Unbeknownst to us, the actual car used for the episode was right under our noses at the Goodguys Spring Nationals in Del Mar, California. We did a little investigating, which turned us on to Derek de Heras, who organized the thievery of his father Chuck's '50 Ford coupe for the subject of the hour-long show. Regardless of any other media commitments, we were really stoked to finally see a '49-51 Ford done in this manner (custom rod style), and made plans to photograph shortly thereafter. Of course, we made sure to mark our calendars so as not to miss the show. Seeing the show only made us appreciate the little Ford even more, as what you see on the pages here took a mere week to complete--no bull! Unlike some other TV projects we've seen come and go, the Overhaulin' crew stuck to their seven-day deadline...and met it with flying colors.
For those that did not see the show (nor have any desire to...), here's a little rundown of what exactly the crew did to transform Chuck's coupe from a clean original to a souped-up hot rod with non-conformist pizzazz. First off, despite their short timeframe in which to work with, the main crew (consisting of Chip Foose, Bryan Fuller, Troy Trepanier, Jarred Zimmerman, and Pete Eastwood) took the car down to the bare essentials, just as if it were a full resto. And rather than simply scuffing and re-shooting the paint, plenty of custom bodywork was done in preparation for Mitch Lanzini to apply a Foose-designed two-tone with Dennis Ricklefs' striping. As you may be able to see, the driprails have been shaved and replaced with '34 Ford-style accents; the rear-quarter seams filled; headlights frenched; front bumper flipped (with filled bolt holes); and door handles shaved. Obviously, the biggest exterior difference is tucked (or squeezed!) between the wheelwells--the Foose 20-inchers carved out by MHT. Some may like to see the Shoebox a bit lower over the wheels--hell, some would probably prefer it rolling on bias-ply whitewalls--but without doing a lot of creative inner-panel work (subframing the frontend, etc.), the boys got the '50 to rest nicely over its new rolling stock. Of course, using new control arms, spindles, and springs (along with a disc brake kit) from Jamco Suspension definitely helped achieve that. And rather than simply dropping a small-block of sorts between the framerails, the stock Flathead was freshened up with parts from Edelbrock, Speedway Motors, and SO-CAL Speed Shop and now runs like a clock--a well-wound clock at that!
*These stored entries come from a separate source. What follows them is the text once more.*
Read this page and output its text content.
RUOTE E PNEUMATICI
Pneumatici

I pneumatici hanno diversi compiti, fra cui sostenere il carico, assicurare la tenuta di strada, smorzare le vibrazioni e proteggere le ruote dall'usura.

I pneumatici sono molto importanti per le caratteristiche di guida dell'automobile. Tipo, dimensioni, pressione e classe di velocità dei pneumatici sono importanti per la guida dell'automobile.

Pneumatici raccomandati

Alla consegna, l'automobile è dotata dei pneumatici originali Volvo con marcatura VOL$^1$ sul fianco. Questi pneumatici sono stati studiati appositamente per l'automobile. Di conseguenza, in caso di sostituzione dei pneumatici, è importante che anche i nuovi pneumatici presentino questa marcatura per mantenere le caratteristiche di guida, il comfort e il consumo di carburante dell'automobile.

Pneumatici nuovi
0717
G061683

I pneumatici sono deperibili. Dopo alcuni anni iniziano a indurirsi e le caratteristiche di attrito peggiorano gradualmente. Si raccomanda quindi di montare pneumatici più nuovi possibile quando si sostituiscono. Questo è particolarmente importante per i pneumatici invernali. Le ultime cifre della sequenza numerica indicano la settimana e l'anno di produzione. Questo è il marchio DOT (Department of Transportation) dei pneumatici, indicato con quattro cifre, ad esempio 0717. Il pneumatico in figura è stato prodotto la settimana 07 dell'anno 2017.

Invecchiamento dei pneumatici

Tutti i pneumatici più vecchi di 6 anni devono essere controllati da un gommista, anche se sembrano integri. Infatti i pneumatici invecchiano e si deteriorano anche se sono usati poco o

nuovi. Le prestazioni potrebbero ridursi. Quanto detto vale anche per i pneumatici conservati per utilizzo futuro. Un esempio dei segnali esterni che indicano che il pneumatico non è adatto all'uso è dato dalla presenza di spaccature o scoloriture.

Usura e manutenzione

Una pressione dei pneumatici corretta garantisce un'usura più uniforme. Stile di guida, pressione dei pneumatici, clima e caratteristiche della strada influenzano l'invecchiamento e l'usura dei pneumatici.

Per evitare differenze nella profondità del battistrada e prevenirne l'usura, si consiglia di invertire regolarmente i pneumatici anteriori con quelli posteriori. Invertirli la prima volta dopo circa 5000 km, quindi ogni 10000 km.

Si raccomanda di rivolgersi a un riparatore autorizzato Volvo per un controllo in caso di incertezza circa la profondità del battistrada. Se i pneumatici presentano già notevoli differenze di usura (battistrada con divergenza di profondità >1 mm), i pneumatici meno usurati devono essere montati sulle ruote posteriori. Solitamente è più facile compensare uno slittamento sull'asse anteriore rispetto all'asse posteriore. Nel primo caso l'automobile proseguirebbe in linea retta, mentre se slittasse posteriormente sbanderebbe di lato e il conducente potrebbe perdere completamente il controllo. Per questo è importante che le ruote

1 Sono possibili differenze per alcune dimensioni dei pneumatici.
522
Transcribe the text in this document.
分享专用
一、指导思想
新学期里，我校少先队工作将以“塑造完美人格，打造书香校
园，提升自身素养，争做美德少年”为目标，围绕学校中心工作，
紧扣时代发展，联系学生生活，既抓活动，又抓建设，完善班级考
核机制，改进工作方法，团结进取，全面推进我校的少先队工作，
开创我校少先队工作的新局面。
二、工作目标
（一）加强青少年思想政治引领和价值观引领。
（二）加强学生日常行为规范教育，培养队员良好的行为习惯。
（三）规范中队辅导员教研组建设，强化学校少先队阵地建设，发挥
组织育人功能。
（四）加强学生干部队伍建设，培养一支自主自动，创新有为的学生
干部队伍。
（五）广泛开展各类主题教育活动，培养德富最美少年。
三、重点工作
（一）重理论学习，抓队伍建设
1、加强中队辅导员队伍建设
Next to final assembly and detailing, the last step before letting Chuck in on the hoax was a complete custom upholstery job by Griffin Interiors.
If you got to see this particular episode, you witnessed how de Heras kept his cool and composure throughout the mock thievery, something few owners of vintage cars could do. When all was said and done, Chuck was pretty impressed (though it was hard to tell through his composed stature), but admitted that this was probably the only way he would have ended up with a car this style, as he's more prone to take the subtle route (albeit finely done) with his hot rods. Nonetheless, it was a nice change to see a car actually made into a car on television!